Giuseppe Carnovale era capace di intendere e volere quando uccise il cognato Massimo Ripepi? A rispondere a tale domanda sull'esito del processo per omicidio che si sta svolgendo davanti la Corte d'Assise d'appello di Catanzaro sarà un consulente tecnico d'ufficio.
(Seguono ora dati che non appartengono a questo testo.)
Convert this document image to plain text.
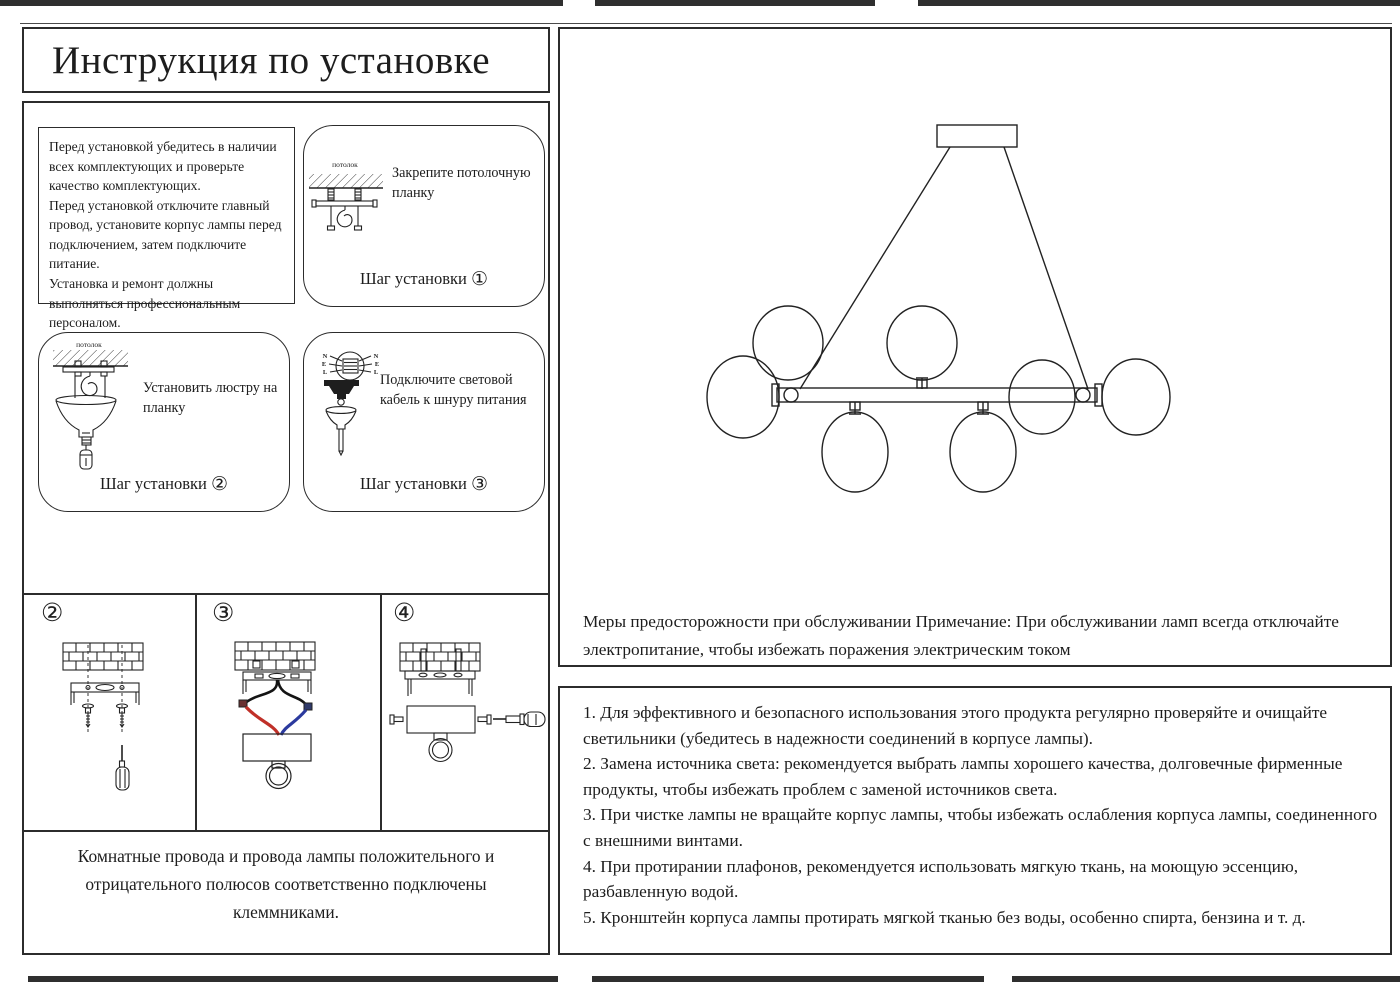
Инструкция по установке
Перед установкой убедитесь в наличии всех комплектующих и проверьте качество комплектующих.
Перед установкой отключите главный провод, установите корпус лампы перед подключением, затем подключите питание.
Установка и ремонт должны выполняться профессиональным персоналом.
потолок
Закрепите потолочную планку
Шаг установки ①
потолок
Установить люстру на планку
Шаг установки ②
N
E
L
N
E
L Подключите световой кабель к шнуру питания
Шаг установки ③
②	③	④
Комнатные провода и провода лампы положительного и отрицательного полюсов соответственно подключены клеммниками.
Меры предосторожности при обслуживании Примечание: При обслуживании ламп всегда отключайте электропитание, чтобы избежать поражения электрическим током
1. Для эффективного и безопасного использования этого продукта регулярно проверяйте и очищайте светильники (убедитесь в надежности соединений в корпусе лампы).
2. Замена источника света: рекомендуется выбрать лампы хорошего качества, долговечные фирменные продукты, чтобы избежать проблем с заменой источников света.
3. При чистке лампы не вращайте корпус лампы, чтобы избежать ослабления корпуса лампы, соединенного с внешними винтами.
4. При протирании плафонов, рекомендуется использовать мягкую ткань, на моющую эссенцию, разбавленную водой.
5. Кронштейн корпуса лампы протирать мягкой тканью без воды, особенно спирта, бензина и т. д.
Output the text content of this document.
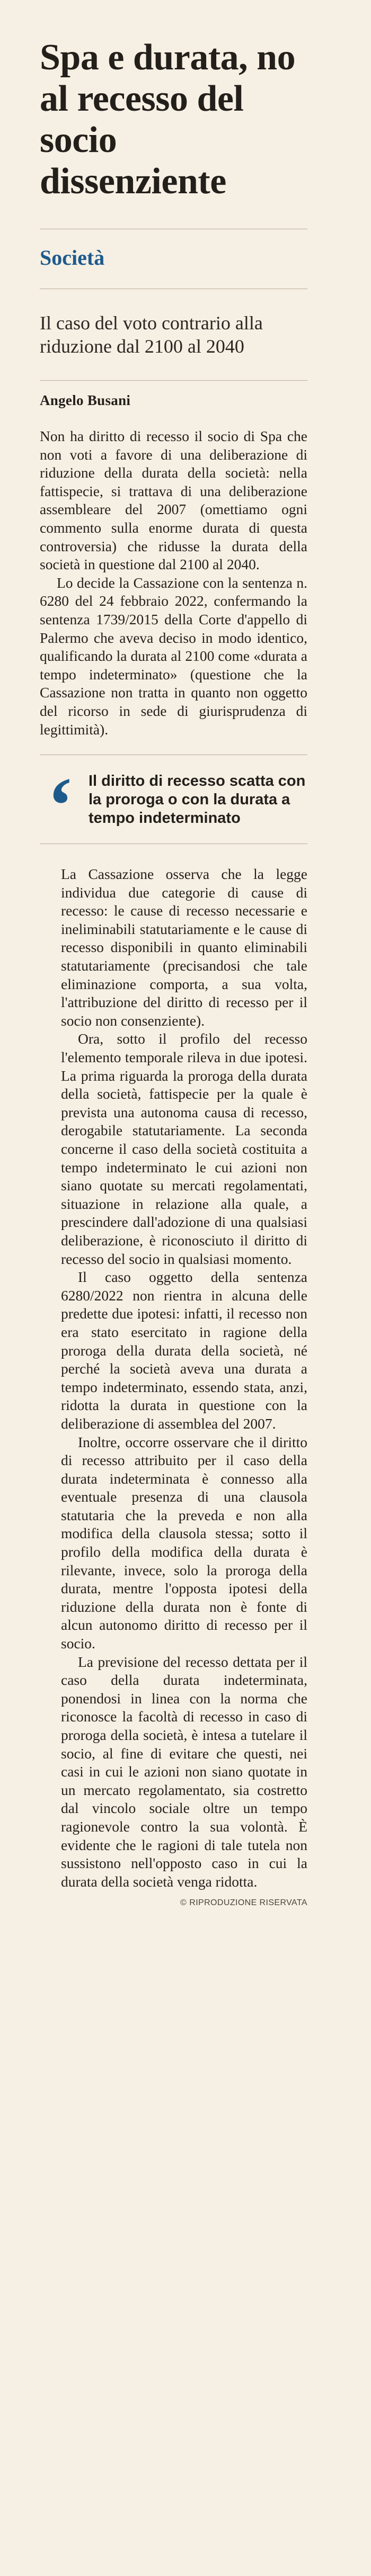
Spa e durata, no al recesso del socio dissenziente
Società
Il caso del voto contrario alla riduzione dal 2100 al 2040
Angelo Busani

Non ha diritto di recesso il socio di Spa che non voti a favore di una deliberazione di riduzione della durata della società: nella fattispecie, si trattava di una deliberazione assembleare del 2007 (omettiamo ogni commento sulla enorme durata di questa controversia) che ridusse la durata della società in questione dal 2100 al 2040.

Lo decide la Cassazione con la sentenza n. 6280 del 24 febbraio 2022, confermando la sentenza 1739/2015 della Corte d'appello di Palermo che aveva deciso in modo identico, qualificando la durata al 2100 come «durata a tempo indeterminato» (questione che la Cassazione non tratta in quanto non oggetto del ricorso in sede di giurisprudenza di legittimità).

‘ Il diritto di recesso scatta con la proroga o con la durata a tempo indeterminato

La Cassazione osserva che la legge individua due categorie di cause di recesso: le cause di recesso necessarie e ineliminabili statutariamente e le cause di recesso disponibili in quanto eliminabili statutariamente (precisandosi che tale eliminazione comporta, a sua volta, l'attribuzione del diritto di recesso per il socio non consenziente).

Ora, sotto il profilo del recesso l'elemento temporale rileva in due ipotesi. La prima riguarda la proroga della durata della società, fattispecie per la quale è prevista una autonoma causa di recesso, derogabile statutariamente. La seconda concerne il caso della società costituita a tempo indeterminato le cui azioni non siano quotate su mercati regolamentati, situazione in relazione alla quale, a prescindere dall'adozione di una qualsiasi deliberazione, è riconosciuto il diritto di recesso del socio in qualsiasi momento.

Il caso oggetto della sentenza 6280/2022 non rientra in alcuna delle predette due ipotesi: infatti, il recesso non era stato esercitato in ragione della proroga della durata della società, né perché la società aveva una durata a tempo indeterminato, essendo stata, anzi, ridotta la durata in questione con la deliberazione di assemblea del 2007.

Inoltre, occorre osservare che il diritto di recesso attribuito per il caso della durata indeterminata è connesso alla eventuale presenza di una clausola statutaria che la preveda e non alla modifica della clausola stessa; sotto il profilo della modifica della durata è rilevante, invece, solo la proroga della durata, mentre l'opposta ipotesi della riduzione della durata non è fonte di alcun autonomo diritto di recesso per il socio.

La previsione del recesso dettata per il caso della durata indeterminata, ponendosi in linea con la norma che riconosce la facoltà di recesso in caso di proroga della società, è intesa a tutelare il socio, al fine di evitare che questi, nei casi in cui le azioni non siano quotate in un mercato regolamentato, sia costretto dal vincolo sociale oltre un tempo ragionevole contro la sua volontà. È evidente che le ragioni di tale tutela non sussistono nell'opposto caso in cui la durata della società venga ridotta.

© RIPRODUZIONE RISERVATA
Questo perché i giudici (presidente Cosentino, a latere Mellace) hanno accolto la richiesta di riapertura dell'istruttoria dibattimentale avanzata dall'avvocato Adele Manno, difensore dell'imputato, già condannato a 21 anni di reclusione in primo grado al termine del processo con rito abbreviato.
Istanza sulla quale ha espresso parere conforme il sostituto procuratore generale Luigi Salvatore Maffia e tesa a verificare la ricorrenza di un vizio parziale di mente dell'imputato nel momento del delitto, avvenuto a "Piscopio" di Vibo Valentia il 21 ottobre del 2019.
A questo punto, il processo è stato rinviato al 23 febbraio per il conferimento dell'incarico da parte della Corte al perito. Il movente dell'uccisione di Ripepi sarebbe da collegare ad una vendetta per le violenze da parte della vittima ai danni della moglie e dei figli che già gli erano valsi un tentativo di omicidio messo in atto ai suoi danni da un altro figlio, un anno prima, a Vibo Valentia.